Hog futures fell from a 13-year high on signs that traders are making sales to lock in profit after prices surged 29 percent this year. Cattle also dropped.

U.S. farmers cut hog-breeding herds to the lowest level on record in a bid to halt more than two years of losses, limiting supplies available to meat processors and triggering the rally.

“We ran up to some new contract highs, but didn’t have enough energy to push through” as some investors booked profit, said Doug Harper, an analyst at Richard A. Brock & Associates, a broker in Milwaukee. “We seem to be in a holding pattern, even though the fundamentals still look solid. Product demand is still good, if not great.”

Hog futures for June settlement fell 0.525 cent, or 0.6 percent, to 84.95 cents a pound on the Chicago Mercantile Exchange. Earlier, the price reached 86.05 cents, the highest level for a most-active contract since April 1997.

Wholesale pork reached a 19-month high yesterday of 81.25 cents a pound and is up 58 percent since swine flu and the recession drove prices to a six-year low in August, U.S. Department of Agriculture data show.
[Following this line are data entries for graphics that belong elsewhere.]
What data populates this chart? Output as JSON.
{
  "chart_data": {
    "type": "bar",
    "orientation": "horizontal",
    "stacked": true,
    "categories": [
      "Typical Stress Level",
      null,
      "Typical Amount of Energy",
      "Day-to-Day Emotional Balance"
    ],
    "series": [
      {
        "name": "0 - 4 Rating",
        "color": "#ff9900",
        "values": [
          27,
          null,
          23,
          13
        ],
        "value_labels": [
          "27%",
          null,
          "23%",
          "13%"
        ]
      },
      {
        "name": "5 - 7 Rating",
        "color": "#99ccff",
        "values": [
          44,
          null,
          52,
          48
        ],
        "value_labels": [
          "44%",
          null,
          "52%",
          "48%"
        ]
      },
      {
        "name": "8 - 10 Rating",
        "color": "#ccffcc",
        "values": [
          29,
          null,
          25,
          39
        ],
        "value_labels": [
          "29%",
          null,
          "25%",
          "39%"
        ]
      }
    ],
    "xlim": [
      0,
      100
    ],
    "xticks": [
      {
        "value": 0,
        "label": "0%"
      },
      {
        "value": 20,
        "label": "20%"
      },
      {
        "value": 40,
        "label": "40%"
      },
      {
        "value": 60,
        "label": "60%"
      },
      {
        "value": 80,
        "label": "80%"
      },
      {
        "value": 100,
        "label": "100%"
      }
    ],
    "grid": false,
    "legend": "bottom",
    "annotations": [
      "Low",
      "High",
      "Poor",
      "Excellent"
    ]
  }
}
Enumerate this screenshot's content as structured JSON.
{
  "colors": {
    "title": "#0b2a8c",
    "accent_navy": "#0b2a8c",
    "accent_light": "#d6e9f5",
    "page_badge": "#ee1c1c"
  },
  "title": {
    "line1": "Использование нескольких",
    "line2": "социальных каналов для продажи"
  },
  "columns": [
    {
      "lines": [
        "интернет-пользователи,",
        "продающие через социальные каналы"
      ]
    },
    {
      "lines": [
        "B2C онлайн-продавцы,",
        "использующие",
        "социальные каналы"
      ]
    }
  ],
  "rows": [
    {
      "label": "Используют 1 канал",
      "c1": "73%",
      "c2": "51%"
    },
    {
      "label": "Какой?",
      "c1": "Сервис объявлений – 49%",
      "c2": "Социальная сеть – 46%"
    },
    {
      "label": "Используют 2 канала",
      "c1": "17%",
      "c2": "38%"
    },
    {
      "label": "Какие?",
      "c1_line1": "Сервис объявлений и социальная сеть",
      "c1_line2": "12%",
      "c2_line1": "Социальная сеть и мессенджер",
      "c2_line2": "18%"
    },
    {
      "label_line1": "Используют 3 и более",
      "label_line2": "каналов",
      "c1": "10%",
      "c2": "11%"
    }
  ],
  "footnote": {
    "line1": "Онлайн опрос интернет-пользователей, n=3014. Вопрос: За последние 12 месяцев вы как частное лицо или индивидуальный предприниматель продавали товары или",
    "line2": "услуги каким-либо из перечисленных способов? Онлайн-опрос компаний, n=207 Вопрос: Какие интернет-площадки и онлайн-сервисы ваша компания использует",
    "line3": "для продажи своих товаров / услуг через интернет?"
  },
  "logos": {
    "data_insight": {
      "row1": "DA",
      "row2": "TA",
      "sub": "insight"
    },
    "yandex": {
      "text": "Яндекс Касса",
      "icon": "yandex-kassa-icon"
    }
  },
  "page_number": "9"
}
The U.S. hog breeding herd totaled 5.76 million sows on March 1, down 3.9 percent from a year earlier.

Cattle futures for June delivery dropped 0.525 cent, or 0.6 percent, to 92.95 cents a pound. The price is up 11 percent in the past year. Feeder-cattle futures for May settlement slipped 1.4 cents to $1.122 a pound.

Wholesale choice beef fell 0.2 percent at midday to $1.6664 a pound after yesterday reaching the highest level since July 2008, according to the USDA. High meat costs may be cutting demand, because “consumers are still really price sensitive,” said Chad Henderson, a market analyst at Prime Agricultural Consultants Inc. in Brookfield, Wisconsin.

Russian Trade

Earlier, hogs and cattle futures rose on speculation that Russia will resume imports of U.S. chicken, leaving less poultry meat available in the U.S. to compete with pork and beef.

Russia, once the largest importer of U.S. chicken, essentially barred the meat as of Jan. 1 by slashing the allowable amount of chlorine producers can use as a disinfectant. The trade dispute may be resolved “very soon,” James Sumner, the president of the USA Poultry & Egg Export Council, said yesterday.

“Now there’s just a sense of relief and one less thing for the markets to worry about,” Harper of Brock & Associates said.